It happened again last night. Sometime before 5am, in the serene lull of predawn, I was woken by yet another nightmare.
Next to me, the bed felt empty, but this time he was still there. Sitting on the edge of the bed, engrossed in the glaringly bright screen of his phone, desperately trying to force the horrendous impressions of this nightmare out of his conscious with something – anything – distracting and mind-numbing on YouTube.
“Sorry, did I wake you?”
You see, it wasn’t my nightmare.
He came back to bed, and it was all I could do just to hold him. It wasn’t enough.
It’s so simple when the kids wake from their distressing nightmares: a warm soothing cuddle, and then let them snuggle up while I gently remind them that it was just pictures in their head, that nothing in their dreams can hurt them. That thinking nice thoughts will help push the scary ones away.
I can never say this to my husband.
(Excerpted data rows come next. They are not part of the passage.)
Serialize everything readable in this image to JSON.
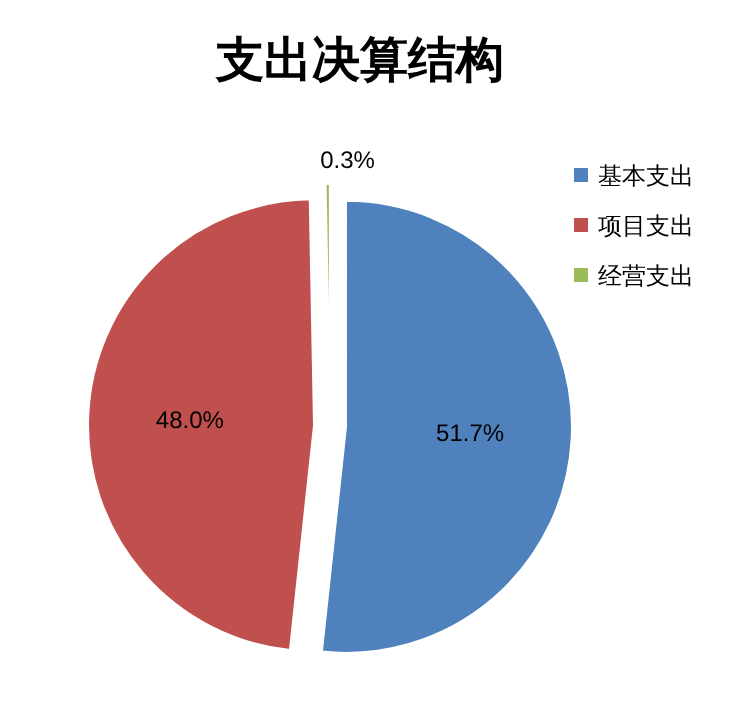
{
  "chart_data": {
    "type": "pie",
    "title": "支出决算结构",
    "categories": [
      "基本支出",
      "项目支出",
      "经营支出"
    ],
    "values": [
      51.7,
      48.0,
      0.3
    ],
    "colors": [
      "#4f81bd",
      "#c0504d",
      "#9bbb59"
    ],
    "value_labels": [
      "51.7%",
      "48.0%",
      "0.3%"
    ],
    "legend": "right"
  }
}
We both know the hard truth of PTSD. Those images already crushed him the first time around, and yet they will continue to invade and hurt him over, and over, and over again.
Thinking nice thoughts is as effective as crying on a bushfire.
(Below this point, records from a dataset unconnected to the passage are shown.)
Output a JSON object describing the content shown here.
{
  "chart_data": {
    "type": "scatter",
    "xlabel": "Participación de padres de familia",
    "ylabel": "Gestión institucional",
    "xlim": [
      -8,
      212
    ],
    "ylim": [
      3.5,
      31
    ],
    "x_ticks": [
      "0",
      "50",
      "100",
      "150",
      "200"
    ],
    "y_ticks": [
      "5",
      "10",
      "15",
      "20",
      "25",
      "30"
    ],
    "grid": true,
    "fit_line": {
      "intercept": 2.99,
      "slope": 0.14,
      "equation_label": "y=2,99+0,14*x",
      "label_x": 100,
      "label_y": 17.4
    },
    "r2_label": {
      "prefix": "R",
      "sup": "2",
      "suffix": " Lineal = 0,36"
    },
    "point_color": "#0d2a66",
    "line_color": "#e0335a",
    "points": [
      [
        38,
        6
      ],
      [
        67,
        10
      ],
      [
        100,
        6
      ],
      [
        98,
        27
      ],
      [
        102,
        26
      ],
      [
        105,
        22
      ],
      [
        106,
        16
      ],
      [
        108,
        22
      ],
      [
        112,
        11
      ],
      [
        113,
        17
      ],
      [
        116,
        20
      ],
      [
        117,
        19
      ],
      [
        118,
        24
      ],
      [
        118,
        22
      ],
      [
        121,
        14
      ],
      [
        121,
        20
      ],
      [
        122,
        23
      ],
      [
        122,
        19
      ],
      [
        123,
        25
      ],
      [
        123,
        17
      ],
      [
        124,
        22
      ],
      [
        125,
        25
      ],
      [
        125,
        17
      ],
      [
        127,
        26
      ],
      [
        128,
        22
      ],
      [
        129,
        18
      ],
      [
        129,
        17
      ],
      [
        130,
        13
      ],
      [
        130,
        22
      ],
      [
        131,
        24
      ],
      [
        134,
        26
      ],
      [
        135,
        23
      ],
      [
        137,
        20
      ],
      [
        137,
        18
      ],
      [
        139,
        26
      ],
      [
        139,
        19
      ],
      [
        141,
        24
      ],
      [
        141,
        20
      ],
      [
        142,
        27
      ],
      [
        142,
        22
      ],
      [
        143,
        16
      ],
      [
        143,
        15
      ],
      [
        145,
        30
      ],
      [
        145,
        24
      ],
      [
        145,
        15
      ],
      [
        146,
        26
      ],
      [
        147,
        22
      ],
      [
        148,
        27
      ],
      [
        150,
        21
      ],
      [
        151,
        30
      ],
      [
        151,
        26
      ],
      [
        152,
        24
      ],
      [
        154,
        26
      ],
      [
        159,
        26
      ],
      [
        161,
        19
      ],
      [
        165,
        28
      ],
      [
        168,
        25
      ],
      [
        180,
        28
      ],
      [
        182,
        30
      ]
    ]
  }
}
Time passed too slowly. The faint twittering of birds eventually announced the approaching new day. And still we lay there, neither of us sleeping.
It was still not yet light when he got up. When sleep doesn’t happen, he often escapes to the beach, to the surf. It’d be nice to think all that salt water could wash away his constant intrusions, clean his mind. But no amount of salt will ever be able to heal this wound.
Time dragged on. I knew I wouldn’t sleep now.
Would he return home any time soon? Would he be gone for the day? There’s no way of knowing. But there is one thing we can both be certain on…
Today will be a bad day.
And I also know it will drag on until very late in the evening. He will stubbornly push through the fatigue. He will defy sleep – where more nightmares are sure to be lurking – until sleep takes him, kicking and screaming.